The report continues: “This new project was warmly, even enthusiastically, taken up. A committee was formed, and we are glad to see that the committee is composed of ladies, the name of every one of whom is a guarantee that the charitable work, there so happily inaugurated, will be carried out energetically and perserveringly. It has been amply demonstrated that one penny will procure the materials of a substantial meal, varied each day.

“The public are asked to provide funds to procure the necessary appliances, cooking-range, utensils, &c, estimated to cost about £50, as well as the wages of two attendants, and a small sum for rent and coals. A room has been taken at No 5 Drawbridge Street. It will be opened on Saturday next, St Patrick’s Day, and then, and every day after, dinner will be supplied from 1 to 4 o’clock.

“In hope that the promoters of this latest charitable effort here will adapt the system so successfully carried out in London and Dublin, of circulating books of tickets, each ticket costing a penny, so that employers and others may have an opportunity of relieving, in a very safe and very effective way, the great distress that exists amongst us at present. We wish the movement every success. A list of subscriptions and donations will be found in our advertising columns.” All these years later, the work of Cork Penny Dinners continues “energetically and perserveringly”, and next Wednesday volunteers will be hard at work, delivering meals and food hampers and making sure that Christmas Day is not just another day.

“The name of every one of whom is aguarantee of charitable work”

“A meeting for the purpose of starting the penny dinner movement in Cork was held in the Imperial Hotel on Monday [March 12, 1888],” reported the Cork Examiner three days later.

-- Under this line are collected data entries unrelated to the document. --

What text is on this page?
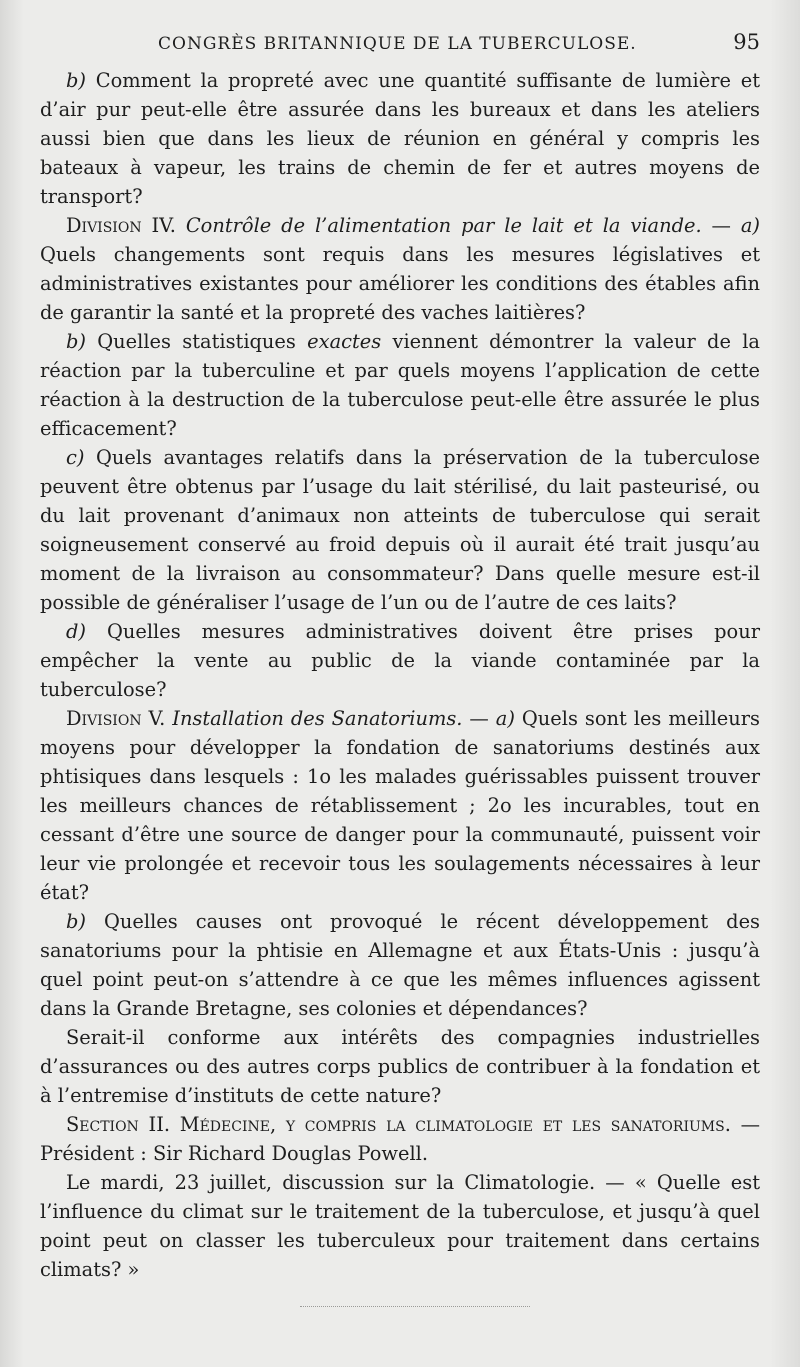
CONGRÈS BRITANNIQUE DE LA TUBERCULOSE.	95

b) Comment la propreté avec une quantité suffisante de lumière et d’air pur peut-elle être assurée dans les bureaux et dans les ateliers aussi bien que dans les lieux de réunion en général y compris les bateaux à vapeur, les trains de chemin de fer et autres moyens de transport?

Division IV. Contrôle de l’alimentation par le lait et la viande. — a) Quels changements sont requis dans les mesures législatives et administratives existantes pour améliorer les conditions des étables afin de garantir la santé et la propreté des vaches laitières?

b) Quelles statistiques exactes viennent démontrer la valeur de la réaction par la tuberculine et par quels moyens l’application de cette réaction à la destruction de la tuberculose peut-elle être assurée le plus efficacement?

c) Quels avantages relatifs dans la préservation de la tuberculose peuvent être obtenus par l’usage du lait stérilisé, du lait pasteurisé, ou du lait provenant d’animaux non atteints de tuberculose qui serait soigneusement conservé au froid depuis où il aurait été trait jusqu’au moment de la livraison au consommateur? Dans quelle mesure est-il possible de généraliser l’usage de l’un ou de l’autre de ces laits?

d) Quelles mesures administratives doivent être prises pour empêcher la vente au public de la viande contaminée par la tuberculose?

Division V. Installation des Sanatoriums. — a) Quels sont les meilleurs moyens pour développer la fondation de sanatoriums destinés aux phtisiques dans lesquels : 1o les malades guérissables puissent trouver les meilleurs chances de rétablissement ; 2o les incurables, tout en cessant d’être une source de danger pour la communauté, puissent voir leur vie prolongée et recevoir tous les soulagements nécessaires à leur état?

b) Quelles causes ont provoqué le récent développement des sanatoriums pour la phtisie en Allemagne et aux États-Unis : jusqu’à quel point peut-on s’attendre à ce que les mêmes influences agissent dans la Grande Bretagne, ses colonies et dépendances?

Serait-il conforme aux intérêts des compagnies industrielles d’assurances ou des autres corps publics de contribuer à la fondation et à l’entremise d’instituts de cette nature?

Section II. Médecine, y compris la climatologie et les sanatoriums. — Président : Sir Richard Douglas Powell.

Le mardi, 23 juillet, discussion sur la Climatologie. — « Quelle est l’influence du climat sur le traitement de la tuberculose, et jusqu’à quel point peut on classer les tuberculeux pour traitement dans certains climats? »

This was a high-powered grouping, counting among its number some of the most influential women in Cork, including Mrs JF Maguire, Margaret Bailey, the widow of John Francis Maguire MP, founder of the Cork Examiner, Mrs George Barry, the widow of the former MP for Cork, and Mrs Denny Lane, wife of the Young Irelander who wrote “Carrigdhoun” and is commemorated with a plaque at 72 South Mall.

The report continues: “Amongst those present were: Mrs Allman, Mrs Atkins, Mrs RA Atkins, Mrs George Barry, Mrs Barry, Mrs R Barry, Mrs Beale, Mrs Budd, Mrs Blake, Mrs Cromen, Mrs Conron, Mrs WJ Cummins, Mrs Cotter, Mrs Ashley Cummins, Mrs Clanchy, Mrs Corby, Mrs D Cronin, Mrs TJ Daly, Mrs Fawcett, Mrs Foley, Mrs Fitzgerald, Mrs Forde, Mrs Gregg, Mrs Green, Mrs Grey, Mrs Gibson, Mrs Harding, Mrs Harty, Mrs Harris, Miss D Harrington, Mrs Julian, Mrs Kerr, Lynch, Mrs JL Lyons, Mrs F Lyons, Miss Lyons, Mrs Lordan, Mrs Denny Lane, Mrs Ledlio, Miss Leddle, Miss K Lyons, Mrs J Lambkin, Mrs Mahony, Mrs MacNamara, Murrogh, Miss K Murphy, Mrs JF Maguire, Mrs Noblett, Mrs O’Sullivan, Mrs Perrott, Mrs Reilly, Mrs A Reilly, Miss Scott, Mrs J Waters, Mrs Walker, the Misses Whitelegg.”